This method calls ax.set_yscale("log", nonposy='clip') and ax.set_xscale("log", nonposx='clip') to create a log-log representation. The additional argument nonposx='clip' avoids artefacts in the plot, when the error band extends to negative values (see also https://github.com/matplotlib/matplotlib/issues/8623).

When you call plt.loglog() or plt.semilogy() explicitely in your plotting code and the error band extends to negative values, it is not shown correctly.

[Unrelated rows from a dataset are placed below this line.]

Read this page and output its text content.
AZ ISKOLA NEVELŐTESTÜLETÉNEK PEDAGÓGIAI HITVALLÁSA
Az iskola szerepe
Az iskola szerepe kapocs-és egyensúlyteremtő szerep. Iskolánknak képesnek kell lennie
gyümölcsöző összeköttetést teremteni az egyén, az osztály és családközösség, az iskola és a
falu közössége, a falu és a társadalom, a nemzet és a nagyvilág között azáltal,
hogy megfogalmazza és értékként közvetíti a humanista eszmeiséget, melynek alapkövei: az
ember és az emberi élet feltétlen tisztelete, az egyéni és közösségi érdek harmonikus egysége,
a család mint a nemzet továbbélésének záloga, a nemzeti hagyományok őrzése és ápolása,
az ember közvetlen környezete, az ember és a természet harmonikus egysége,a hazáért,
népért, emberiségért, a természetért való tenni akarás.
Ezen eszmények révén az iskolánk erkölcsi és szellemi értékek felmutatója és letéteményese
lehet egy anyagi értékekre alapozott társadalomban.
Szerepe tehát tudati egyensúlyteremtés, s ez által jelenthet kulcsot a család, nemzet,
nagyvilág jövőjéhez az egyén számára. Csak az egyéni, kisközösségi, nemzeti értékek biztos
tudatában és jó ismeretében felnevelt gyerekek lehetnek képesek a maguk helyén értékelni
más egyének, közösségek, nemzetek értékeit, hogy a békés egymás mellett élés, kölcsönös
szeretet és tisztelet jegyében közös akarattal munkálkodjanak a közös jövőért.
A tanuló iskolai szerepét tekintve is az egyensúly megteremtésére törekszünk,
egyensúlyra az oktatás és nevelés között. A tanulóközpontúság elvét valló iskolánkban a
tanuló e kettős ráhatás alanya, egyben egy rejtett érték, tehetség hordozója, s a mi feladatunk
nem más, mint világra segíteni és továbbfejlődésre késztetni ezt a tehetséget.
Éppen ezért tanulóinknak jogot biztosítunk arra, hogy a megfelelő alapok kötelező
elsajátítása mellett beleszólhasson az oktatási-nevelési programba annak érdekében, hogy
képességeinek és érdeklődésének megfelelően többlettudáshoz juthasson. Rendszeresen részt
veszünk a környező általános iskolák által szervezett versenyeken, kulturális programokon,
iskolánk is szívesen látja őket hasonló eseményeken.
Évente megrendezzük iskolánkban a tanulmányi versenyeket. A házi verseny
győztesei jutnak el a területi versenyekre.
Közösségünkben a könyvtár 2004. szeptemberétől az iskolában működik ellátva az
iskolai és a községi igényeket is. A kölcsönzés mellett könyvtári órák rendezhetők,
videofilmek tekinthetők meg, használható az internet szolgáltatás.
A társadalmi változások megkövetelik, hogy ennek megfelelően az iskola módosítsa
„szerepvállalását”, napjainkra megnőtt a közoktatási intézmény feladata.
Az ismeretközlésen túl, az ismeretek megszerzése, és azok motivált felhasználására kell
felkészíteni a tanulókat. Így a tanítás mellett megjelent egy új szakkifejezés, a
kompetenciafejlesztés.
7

To circumvent this issue also use plt.loglog(nonposx='clip', nonposy='clip') or plt.semilogy(nonposy='clip').

Parameters:

ax : Axes, optional: Axis
energy_range : Quantity: Plot range
energy_unit : str, Unit, optional: Unit of the energy axis
flux_unit : str, Unit, optional: Unit of the flux axis
energy_power : int, optional: Power of energy to multiply flux axis with
n_points : int, optional: Number of evaluation nodes
**kwargs : dict: Keyword arguments forwarded to matplotlib.pyplot.fill_between

Returns:

ax : Axes, optional: Axis

spectral_index(energy, epsilon=1e-05)¶

Compute spectral index at given energy.

Parameters:	energy : `Quantity` Energy at which to estimate the index epsilon : float Fractional energy increment to use for determining the spectral index.
Returns:	index : float Estimated spectral index.

to_dict()¶: Convert to dict.